AIR MAX Dn
新しく開発されたダイナミックエアユニット搭載のAIR MAX Dnが登場するという事で、いち早く実際に履き試し感想をこのコラムに書こうと考え…2月24日の早朝よりSupremeの店頭入店順抽選に臨むも取得した番号が呼び出しされる前に完売となり、あえなくその計画は頓挫しました。

※寒空のもと3時間近く立ったまま並び、その後2時間ほどの待機は老体には酷というか無謀な試みだという事を痛感(苦笑)。

今年のAIR MAX DAYは制定されてから10周年らしく…3月のこのタイミングで書くに相応しいのはやはりAIR MAXの事。かと言って今更AIR MAX狩り等という既に擦り過ぎられた話題は些かうんざりでしょうから、ギュッと焦点を絞ってナイキエアについてほんの少し触れたいと思います。
◼エアバッグ -気体の変遷-
エアマックス通と言われる方なら誰もが知っていて当然の事ですが、現在のナイキエアバッグの中には窒素が入っています。
ですが、初めてエアクッショニング機能を搭載した1978年発売のAIR TAILWINDから1989年までのほとんどのエア搭載プロダクトのソールにはフロン系ガスのFreon 116(ヘキサフルオロエタン)が使用されていました。
そして、Freon 116の生産終了によって1989年からはSF6(六フッ化硫黄)ガスにシフトする事になります。
しかし、1997年に京都で開催された国連気候変動枠組条約第3回締約国会議(COP3)で採択された先進国の温室効果ガス排出量削減が各国ごとに設定された事を受け、ナイキはブランドとしての責務を果たすべく地球温暖化に影響があるとされるSF6の使用を段階的に削減し終わらせる方針を固めます。ブランドとしてSF6使用を段階的に削減しつつ、新たなエアテクノロジーの開発に着手し始めたのです。

しかしながら、SF6の使用を前提に成立していたテクノロジーを改変し、既存のプロダクトに採用されているエアの形状や感触、その機能を維持するのは容易なことではなく…当初の予定より更に約6年の歳月を費やし、試行錯誤を重ねて2006年にようやく窒素によるエアユニットを搭載したAIR MAX 360を登場させました(余談ですが、AIR MAX 360は2006年1月21日午前0時より世界のどの都市よりも早く日本で発売となりました)。
この事から、1999年以降2005年までエアユニットの進化が停滞したのは、SF6から窒素にシフトした新ナイキエアユニットの開発に時間を要した事が要因したと推測できます。

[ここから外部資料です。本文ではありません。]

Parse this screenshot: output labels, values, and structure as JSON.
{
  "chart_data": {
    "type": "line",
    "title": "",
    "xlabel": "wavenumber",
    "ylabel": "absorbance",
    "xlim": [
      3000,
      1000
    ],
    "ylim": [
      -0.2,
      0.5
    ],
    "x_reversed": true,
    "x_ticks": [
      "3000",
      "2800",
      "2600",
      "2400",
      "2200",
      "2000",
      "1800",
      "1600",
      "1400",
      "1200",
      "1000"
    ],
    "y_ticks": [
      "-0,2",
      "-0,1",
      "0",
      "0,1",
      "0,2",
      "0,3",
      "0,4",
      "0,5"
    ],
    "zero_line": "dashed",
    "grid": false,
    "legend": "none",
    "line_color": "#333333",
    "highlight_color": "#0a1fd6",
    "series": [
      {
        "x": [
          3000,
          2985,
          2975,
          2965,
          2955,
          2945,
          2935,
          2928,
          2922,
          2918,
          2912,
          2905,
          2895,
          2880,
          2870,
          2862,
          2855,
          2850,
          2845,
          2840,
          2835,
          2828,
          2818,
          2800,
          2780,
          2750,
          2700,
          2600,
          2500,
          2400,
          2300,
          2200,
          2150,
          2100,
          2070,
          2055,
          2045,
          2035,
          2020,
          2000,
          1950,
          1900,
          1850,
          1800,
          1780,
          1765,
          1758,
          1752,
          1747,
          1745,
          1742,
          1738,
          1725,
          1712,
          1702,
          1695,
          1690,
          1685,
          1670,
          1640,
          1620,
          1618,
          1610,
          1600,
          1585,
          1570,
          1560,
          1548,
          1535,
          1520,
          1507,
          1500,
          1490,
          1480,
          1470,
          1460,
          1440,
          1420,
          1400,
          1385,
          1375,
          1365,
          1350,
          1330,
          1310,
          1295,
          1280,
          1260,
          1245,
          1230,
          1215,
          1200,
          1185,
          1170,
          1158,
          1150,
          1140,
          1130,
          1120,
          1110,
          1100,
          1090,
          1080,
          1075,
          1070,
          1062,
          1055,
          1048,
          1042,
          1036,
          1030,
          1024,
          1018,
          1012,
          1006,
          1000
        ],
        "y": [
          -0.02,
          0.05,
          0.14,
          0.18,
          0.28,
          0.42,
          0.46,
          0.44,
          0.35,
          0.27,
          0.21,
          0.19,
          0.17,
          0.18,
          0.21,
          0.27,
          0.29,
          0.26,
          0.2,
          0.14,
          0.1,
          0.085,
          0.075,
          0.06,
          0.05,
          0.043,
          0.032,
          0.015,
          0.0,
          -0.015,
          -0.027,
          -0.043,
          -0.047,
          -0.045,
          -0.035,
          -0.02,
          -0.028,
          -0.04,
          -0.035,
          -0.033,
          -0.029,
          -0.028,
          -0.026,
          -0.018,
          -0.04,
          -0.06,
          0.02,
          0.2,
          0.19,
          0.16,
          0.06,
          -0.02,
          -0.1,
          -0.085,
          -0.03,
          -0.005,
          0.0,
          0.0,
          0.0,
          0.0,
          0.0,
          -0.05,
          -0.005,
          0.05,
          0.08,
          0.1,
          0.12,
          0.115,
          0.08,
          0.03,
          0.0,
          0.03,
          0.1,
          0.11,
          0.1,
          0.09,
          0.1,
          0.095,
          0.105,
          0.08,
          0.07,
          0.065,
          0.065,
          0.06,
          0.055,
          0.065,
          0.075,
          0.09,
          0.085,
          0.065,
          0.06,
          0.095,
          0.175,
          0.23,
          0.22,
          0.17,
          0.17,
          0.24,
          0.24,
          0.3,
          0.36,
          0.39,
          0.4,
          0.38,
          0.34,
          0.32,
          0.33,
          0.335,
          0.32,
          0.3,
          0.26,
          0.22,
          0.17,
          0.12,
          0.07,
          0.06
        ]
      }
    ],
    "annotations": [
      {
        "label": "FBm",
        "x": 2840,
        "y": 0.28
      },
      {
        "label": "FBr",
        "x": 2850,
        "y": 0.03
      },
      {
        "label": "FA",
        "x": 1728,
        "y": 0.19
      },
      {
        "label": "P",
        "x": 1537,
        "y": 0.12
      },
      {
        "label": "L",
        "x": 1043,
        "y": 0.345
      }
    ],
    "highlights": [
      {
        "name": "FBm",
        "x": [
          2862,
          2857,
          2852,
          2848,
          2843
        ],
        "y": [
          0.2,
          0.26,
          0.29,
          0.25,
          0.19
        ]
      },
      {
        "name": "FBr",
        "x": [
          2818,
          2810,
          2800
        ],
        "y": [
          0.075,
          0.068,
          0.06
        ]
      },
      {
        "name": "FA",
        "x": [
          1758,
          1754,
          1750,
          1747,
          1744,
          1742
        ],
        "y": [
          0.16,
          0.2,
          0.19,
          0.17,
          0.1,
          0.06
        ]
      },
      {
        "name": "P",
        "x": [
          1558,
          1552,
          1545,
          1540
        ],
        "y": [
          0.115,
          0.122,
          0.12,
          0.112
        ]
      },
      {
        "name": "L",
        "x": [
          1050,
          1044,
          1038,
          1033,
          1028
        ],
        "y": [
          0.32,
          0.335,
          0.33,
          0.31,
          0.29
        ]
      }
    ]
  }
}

また、この窒素を使用した環境に優しいテクノロジー開発の努力は、同時に新しいエアのデザイン(形)や履き心地を追求する可能性を広げ…AIR MAX 360に採用された360度フルレングスビジブルエアユニットで具現化され、2017年のAIR VAPORMAXにも反映されています。
◼AIR MAX Dn

オフィシャルアナウンスがないので100%正確ではないものの、AIR MAX Dnのデュアルプレッシャーチューブを採用したダイナミックエアユニットにも窒素が使われていると思ってまず間違いないでしょう。
AIR MAX Dnに搭載されているダイナミックエアの特徴は、非現実的とも言える快適さに加えスムーズなストライド、跳ね上がる様な反発性を実現するために設計された新しいデュアルチャンバーと4つのチューブ型ナイキエアユニットで構築されています。
デュアルプレッシャーのエアユニットは、それぞれ2つのチューブを備えた2つの加圧チャンバーで構成され、背面2つのチューブ (15psi)のより高い圧力と前面2つのチューブ(5psi)の低い圧力で調整されています。
走行や歩行で体重移動すると各チャンバーのチューブ間をエア(窒素)が自由に流れ、ステップの移動中に起こる圧力の動きに反応して滑らかな履き心地と着地感を足裏に感じる事が出来ます。

デザインや上記の様なニュータイプのエアユニットを搭載しているという事に加え、エアバッグ内の気体がFreon 116からSF6、そしてテクノロジーの進化と改良によって窒素へとシフトされたナイキエアの歴史を踏まえた上で、最新のAIR MAX Dnを履いてみてください。
きっと、ナイキエアの真髄をより深く捉える事が出来るはずです。
※ナイキ社に取材したわけではないので時期〈年代)的なものに若干の差異はあるかと思いますが…エアの変遷については概ね以上の様な理解で間違いないかと存じます。